El pub de Birdhoe se llamaba La Osa Mayor y su letrero mostraba las siete estrellas de la constelación. A las 12.30 el aparcamiento estaba prácticamente lleno; comer el domingo en La Osa Mayor era una costumbre muy popular en la zona, ya que no podía encontrarse otro pub en cinco o seis kilómetros a la redonda.
Jean d'Aubigny salió del lavabo de señoras situado en un rincón del aparcamiento, donde había esperado hasta que vio el terreno despejado. Por suerte seguía lloviendo, y la gente corría desde sus vehículos al interior del local, sin detenerse a hacer corrillos o a disfrutar del aire libre. El coche que le pareció más fácil de robar, aunque no necesariamente el más conveniente, era un viejo MGB verde que podía tener más de un cuarto de siglo, pero que, sin ser una pieza de coleccionista, tenía un aspecto razonablemente bien conservado. Su gran ventaja era que, debido precisamente a su antigüedad, no tendría un mecanismo de seguridad que bloqueara el volante. Jean podía superar ese tipo de mecanismo -normalmente una palanca colocada bajo uno de los puntales del volante, y una fuerte presión hacia abajo solía bastar-, pero era una operación difícil de realizar de forma discreta y silenciosa.

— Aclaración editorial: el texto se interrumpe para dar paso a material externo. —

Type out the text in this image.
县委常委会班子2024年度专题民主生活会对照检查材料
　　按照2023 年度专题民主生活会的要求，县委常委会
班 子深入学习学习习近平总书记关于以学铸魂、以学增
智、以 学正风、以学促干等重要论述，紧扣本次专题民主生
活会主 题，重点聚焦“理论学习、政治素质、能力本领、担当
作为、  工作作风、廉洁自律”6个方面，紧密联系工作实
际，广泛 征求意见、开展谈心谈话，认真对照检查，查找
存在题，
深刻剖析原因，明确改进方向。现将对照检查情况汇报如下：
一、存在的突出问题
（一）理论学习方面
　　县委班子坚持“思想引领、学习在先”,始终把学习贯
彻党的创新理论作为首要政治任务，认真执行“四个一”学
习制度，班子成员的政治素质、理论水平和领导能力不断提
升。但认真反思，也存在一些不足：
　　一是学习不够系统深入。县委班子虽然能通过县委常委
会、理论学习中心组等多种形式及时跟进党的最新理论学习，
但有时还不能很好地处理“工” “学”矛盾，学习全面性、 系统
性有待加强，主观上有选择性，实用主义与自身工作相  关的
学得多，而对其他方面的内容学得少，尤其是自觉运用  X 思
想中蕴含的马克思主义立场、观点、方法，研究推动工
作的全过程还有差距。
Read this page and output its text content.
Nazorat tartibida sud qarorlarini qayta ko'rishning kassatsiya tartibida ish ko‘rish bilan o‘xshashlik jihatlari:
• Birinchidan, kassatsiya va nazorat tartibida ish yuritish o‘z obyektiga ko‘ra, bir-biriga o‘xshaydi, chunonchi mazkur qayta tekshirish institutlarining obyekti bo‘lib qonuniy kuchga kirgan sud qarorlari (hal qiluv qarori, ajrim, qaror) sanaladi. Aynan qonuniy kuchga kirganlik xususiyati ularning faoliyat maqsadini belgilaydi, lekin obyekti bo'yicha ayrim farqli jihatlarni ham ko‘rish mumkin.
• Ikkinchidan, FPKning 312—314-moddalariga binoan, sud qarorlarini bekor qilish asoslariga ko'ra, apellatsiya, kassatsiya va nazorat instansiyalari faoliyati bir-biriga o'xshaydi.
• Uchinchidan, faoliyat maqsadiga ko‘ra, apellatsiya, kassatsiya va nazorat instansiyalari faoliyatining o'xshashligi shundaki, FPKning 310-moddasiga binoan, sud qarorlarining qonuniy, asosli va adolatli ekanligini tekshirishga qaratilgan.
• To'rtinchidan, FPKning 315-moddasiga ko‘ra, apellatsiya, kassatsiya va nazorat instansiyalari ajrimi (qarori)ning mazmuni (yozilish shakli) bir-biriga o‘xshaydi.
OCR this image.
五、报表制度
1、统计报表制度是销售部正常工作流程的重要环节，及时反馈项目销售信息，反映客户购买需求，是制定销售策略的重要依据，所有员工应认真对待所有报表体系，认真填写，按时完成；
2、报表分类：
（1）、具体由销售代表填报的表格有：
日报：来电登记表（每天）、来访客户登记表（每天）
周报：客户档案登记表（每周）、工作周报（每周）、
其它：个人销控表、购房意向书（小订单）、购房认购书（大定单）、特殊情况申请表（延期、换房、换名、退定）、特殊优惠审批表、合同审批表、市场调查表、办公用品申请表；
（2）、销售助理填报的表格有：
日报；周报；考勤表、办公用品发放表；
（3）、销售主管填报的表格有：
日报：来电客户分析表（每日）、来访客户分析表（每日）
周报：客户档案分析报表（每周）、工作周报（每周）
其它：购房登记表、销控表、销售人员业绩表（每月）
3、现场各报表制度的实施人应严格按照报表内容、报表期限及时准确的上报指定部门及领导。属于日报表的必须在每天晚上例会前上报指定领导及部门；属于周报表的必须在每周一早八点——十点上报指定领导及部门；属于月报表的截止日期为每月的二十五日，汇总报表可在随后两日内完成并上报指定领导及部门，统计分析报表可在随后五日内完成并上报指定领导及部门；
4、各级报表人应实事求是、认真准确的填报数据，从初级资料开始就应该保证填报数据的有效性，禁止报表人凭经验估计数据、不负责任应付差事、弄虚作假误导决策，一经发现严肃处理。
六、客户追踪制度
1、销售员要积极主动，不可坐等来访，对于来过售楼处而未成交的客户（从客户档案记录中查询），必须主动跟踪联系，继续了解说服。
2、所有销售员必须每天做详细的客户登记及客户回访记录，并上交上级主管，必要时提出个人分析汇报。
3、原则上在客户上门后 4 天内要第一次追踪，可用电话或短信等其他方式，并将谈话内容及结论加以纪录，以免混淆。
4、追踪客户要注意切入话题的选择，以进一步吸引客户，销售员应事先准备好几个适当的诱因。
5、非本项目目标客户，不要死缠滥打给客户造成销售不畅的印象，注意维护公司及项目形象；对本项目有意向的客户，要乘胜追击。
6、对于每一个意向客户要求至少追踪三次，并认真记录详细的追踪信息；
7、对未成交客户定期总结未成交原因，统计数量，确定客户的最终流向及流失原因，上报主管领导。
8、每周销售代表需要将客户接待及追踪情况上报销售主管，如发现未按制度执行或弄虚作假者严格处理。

Una vez tomada la decisión, caminó hacia el MGB, cortó el húmedo techo de vinilo con su cuchillo, metió la mano, desbloqueó la puerta y se deslizó en el asiento del conductor. A su lado vio una chaqueta de piel de oveja que colocó sobre sus empapadas rodillas. Movió los pies y golpeó el panel situado bajo el volante. Era de plástico viejo, y la mitad crujió y saltó, revelando el tambor de metal blanco del contacto.
Mirando rápidamente alrededor para asegurarse de que nadie la observaba, arrancó los cuatro cables del fondo del tambor y los peló con su cuchillo. Sujetó el rojo -el de la ignición en sí- y tocó con él los otros en rápida sucesión. Con el tercero, el verde, el estárter cobró vida. Aislando el verde, enrolló los otros dos con el rojo. Los mandos del salpicadero ya funcionaban.
«Perfecto -se dijo-. Ahí vamos… Inshallah!»
Con cuidado, evitando las descargas eléctricas que sufriera las primeras dos veces que lo intentó, hizo que el cable verde del estárter tocase los otros tres y pisó el acelerador levemente. El MGB zumbó pavorosamente alto y Jean dio un respingo de sorpresa. Pero el ruido de la lluvia debió de amortiguar el ruido, porque ningún propietario furioso salió del pub jarra de cerveza en mano. La lluvia empezó a caer en el regazo de la chica al filtrarse por la raja del techo.
Conectó la calefacción y los limpiaparabrisas, metió la marcha atrás, soltó el freno de mano y salió del aparcamiento. Hasta la maniobra más suave parecía provocar un gruñido de protesta en el viejo deportivo, y el corazón de Jean le latió dolorosamente mientras cambiaba a primera, enfilaba la dirección de salida y giraba hacia el sur.
No por estar ya en plena carretera se sintió más segura. Creía que aquel coche era conocido en toda la región, pero la ruta parecía desierta. Supuso que la gente seguiría en el pub o encerrada en sus casas, viendo en la televisión algún partido o el culebrón del domingo.
Pasados un par de kilómetros, llegó a un punto que habían localizado en el mapa, allí donde el canal que habían aprovechado desaparecía en una especie de alcantarilla bajo el asfalto. Frenó junto a ella sin apagar el motor, y segundos después aparecieron la cabeza y el torso de Faraj. El árabe se lanzó a través de la empapada vegetación. Jean se inclinó para abrir la puerta del pasajero y Faraj le alargó la mochila negra, que ella colocó junto a la suya, frente al asiento del pasajero. Goteando copiosamente, él se acomodó en el asiento, movió las mochilas hasta dejarlas debajo de sus rodillas y cerró la puerta.
– Shabash! -exclamó-. ¡Felicidades!
Ella volvió a la carretera. El indicador de gasolina marcaba un cuarto de tanque y su breve euforia desapareció al reparar en que no podrían llenarlo en ninguna gasolinera. De momento, no se atrevió a explicárselo a su compañero. Sus sentidos estaban al mismo tiempo alertas y embotados. Parecía estar vaciándose interiormente a marchas forzadas. Era demasiado complicado.
– Bien, larguémonos de aquí -exclamó Faraj.